Il messaggio col quale entreranno nelle primarie lo sintetizza Andrea Orlando, ministro dell’ambiente ed ex giovane turco ormai cresciuto: «Saremo Davide contro Golia». Il tipico underdog, lo sfavorito che può sorprendere battendosi a mani nude contro lo strapotere di una macchina da guerra elettorale.
Solo che le parti nel melodramma del congresso Pd sono uscite da una sceneggiatura impazzita. Per cui la parte di Davide tocca a un dirigente giovanile ma ormai stagionato, nato e cresciuto nel cuore del Partito decenni prima che si chiamasse democratico. E il Golia è invece il giovane vero, «il bambino che mangia i comunisti» nella famosa definizione di Paolo Gentiloni, oggi beneficiato da ogni endorsement interno ed esterno e dai favori di qualsiasi sondaggio scientifico o empirico.

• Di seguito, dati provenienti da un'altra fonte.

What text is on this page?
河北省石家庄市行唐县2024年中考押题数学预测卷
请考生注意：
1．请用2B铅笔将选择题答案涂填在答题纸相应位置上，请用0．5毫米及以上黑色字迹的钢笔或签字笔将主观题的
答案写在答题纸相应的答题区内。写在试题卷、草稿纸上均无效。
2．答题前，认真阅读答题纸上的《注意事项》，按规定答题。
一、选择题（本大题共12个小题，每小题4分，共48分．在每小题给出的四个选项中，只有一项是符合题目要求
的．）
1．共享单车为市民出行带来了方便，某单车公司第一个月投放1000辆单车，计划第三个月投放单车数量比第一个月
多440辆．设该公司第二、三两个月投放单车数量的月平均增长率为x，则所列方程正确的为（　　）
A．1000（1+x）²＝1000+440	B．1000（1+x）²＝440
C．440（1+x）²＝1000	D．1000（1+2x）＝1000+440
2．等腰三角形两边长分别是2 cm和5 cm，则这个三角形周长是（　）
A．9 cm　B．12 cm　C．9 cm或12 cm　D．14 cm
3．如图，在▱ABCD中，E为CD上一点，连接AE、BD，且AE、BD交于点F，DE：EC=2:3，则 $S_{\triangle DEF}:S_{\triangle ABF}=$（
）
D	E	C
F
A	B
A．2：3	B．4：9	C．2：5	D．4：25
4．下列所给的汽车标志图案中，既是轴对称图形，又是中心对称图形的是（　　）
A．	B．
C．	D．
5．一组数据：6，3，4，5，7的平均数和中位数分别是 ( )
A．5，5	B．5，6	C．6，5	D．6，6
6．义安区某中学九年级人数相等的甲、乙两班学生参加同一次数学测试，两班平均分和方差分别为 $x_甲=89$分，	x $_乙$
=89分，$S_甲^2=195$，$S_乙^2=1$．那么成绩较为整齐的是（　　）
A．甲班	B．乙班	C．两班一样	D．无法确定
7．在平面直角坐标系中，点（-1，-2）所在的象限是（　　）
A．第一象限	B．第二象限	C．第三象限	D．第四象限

Gianni Cuperlo non si fa troppe illusioni sull’esito del confronto con Matteo Renzi, però per due mesi vuole dare tutto. Pensa che il proprio risultato alle primarie sia decisivo per misurare la qualità del Pd che verrà. E quando alla Festa di Genova viene il suo turno, mentre al Porto Antico si raccontano ancora le leggende sulla mitica serata di Renzi, con la gente affacciata fin dai parapetti della strada sovrastante, è soddisfatto dell’accoglienza dei quattro-cinquecento venuti ad ascoltarlo.
Certo, sono un decimo di quelli di Renzi. Sono perfino meno, e meno eccitati, di quelli che appena un’ora prima si sono scaldati per le requisitorie di Nichi Vendola. In un certo senso però ha ragione il volontario della Festa che osserva la limitata ma convinta standing ovation finale per Cuperlo: «Questi almeno sanno bene per che cosa applaudono». Vale a dire: il consenso per l’ex ragazzo della Fgci è più ridotto ma anche più ponderato, più consapevole, più ragionato, del resto si palesa dopo un’ora abbondante di dettagliata e vasta disamina cuperliana della crisi italiana nella crisi globale nel contesto storico, seguita dal pubblico in partecipe silenzio, con appena cinque minuti conclusivi di autentico comizio da candidato.
Insomma, basterebbe questa foto per capire che non potrete immaginare due politici più diversi di Cuperlo e Renzi. Se non vi basta, seguite il primo nel rituale giro per le cucine della Festa: niente codazzo, né fotografi né telecamere, saluti cordiali ed educati, nessuna traccia dell’emozione che precede e accompagna in ogni luogo gli spostamenti del sindaco di Firenze.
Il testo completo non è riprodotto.